Recombinant human KGF protein (Amgen, Thousand Oaks, CA) was administered intratracheally after the operation. According to our previous results, the proliferating cell nuclear antigen labeling index (PCNA-LI) was 1.74%±0.75% at day 0 and increased significantly at day 2 and reached a maximum (8.49±1.83%) at day 4 after trilobectomy [12]. And then the PCNA-LI returned to the control level at day 14. For titration of rhKGF, rats were divided into three groups (PBS alone, 0.4 mg KGF/kg body weight (BW) and 4 mg KGF/kg BW), and each group was administered with PBS alone or KGF at 48 hr after operation (Table 1). They were sacrificed 96 hr after operation and analyzed. For the experiment with daily injections of rhKGF, rats were divided into three groups as described above and each group was further subdivided into three groups by times of injection (one day, two days and three days injection) (Table 1).

Table 1

Protocol for single injection (A) and for daily injections (B)

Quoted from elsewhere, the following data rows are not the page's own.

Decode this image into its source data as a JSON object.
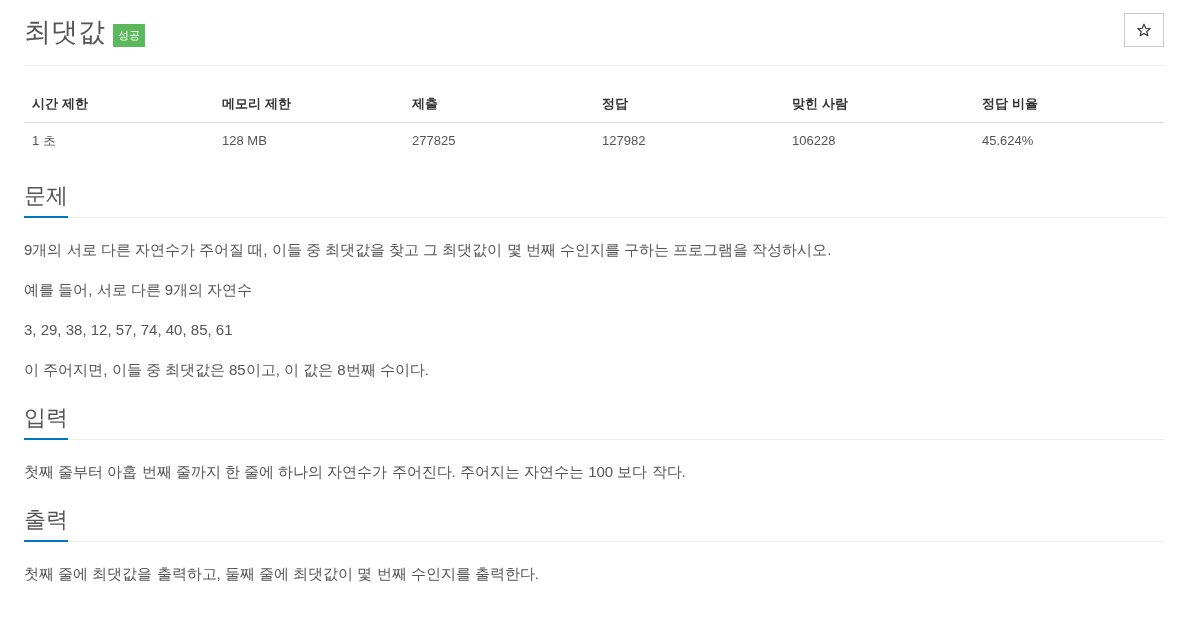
{
  "title": "최댓값",
  "badge": "성공",
  "stats": {
    "columns": [
      "시간 제한",
      "메모리 제한",
      "제출",
      "정답",
      "맞힌 사람",
      "정답 비율"
    ],
    "rows": [
      [
        "1 초",
        "128 MB",
        "277825",
        "127982",
        "106228",
        "45.624%"
      ]
    ]
  },
  "sections": [
    {
      "heading": "문제",
      "paragraphs": [
        "9개의 서로 다른 자연수가 주어질 때, 이들 중 최댓값을 찾고 그 최댓값이 몇 번째 수인지를 구하는 프로그램을 작성하시오.",
        "예를 들어, 서로 다른 9개의 자연수",
        "3, 29, 38, 12, 57, 74, 40, 85, 61",
        "이 주어지면, 이들 중 최댓값은 85이고, 이 값은 8번째 수이다."
      ]
    },
    {
      "heading": "입력",
      "paragraphs": [
        "첫째 줄부터 아홉 번째 줄까지 한 줄에 하나의 자연수가 주어진다. 주어지는 자연수는 100 보다 작다."
      ]
    },
    {
      "heading": "출력",
      "paragraphs": [
        "첫째 줄에 최댓값을 출력하고, 둘째 줄에 최댓값이 몇 번째 수인지를 출력한다."
      ]
    }
  ]
}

Immunohistochemistry of KGF, KGFR and surfactant protein A (SP-A) in the lung

Immunohistochemistry was performed to determine the expression of KGF and KGFR in tissue sections using anti-KGF and anti-KGFR antibodies as previously described [2, 15, 22, 26]. Sections of rat lung tissue were deparaffinized and those for KGFR expression were pretreated with 0.2% Triton X-100 in PBS for 15 min at RT. Endogenous peroxidase activity was inactivated with 0.3% H2O2 in methanol, and the sections were preincubated with 500 µg/ml normal goat IgG in 1% BSA in PBS to block nonspecific reaction with the first antibody. The sections were then incubated for 2 hr with primary antibody at 1.0 µg/ml for the anti-KGF antibody, 1 : 600 for anti-KGFR antiserum and 1 : 30 for the anti-SP-A antibody (Santa Cruz Biotechnology, Santa Cruz, CA), and then incubated with horseradish peroxidase (HRP)-conjugated goat anti-rabbit IgG (1 : 100) (MBL, Nagoya, Japan) for KGF, KGFR and SP-A for 1 hr as a secondary antibody. HRP sites were visualized by treatment with 3,3'-diaminobenzidine-4HCl (DAB; Dojindo, Kumamoto, Japan) and H2O2.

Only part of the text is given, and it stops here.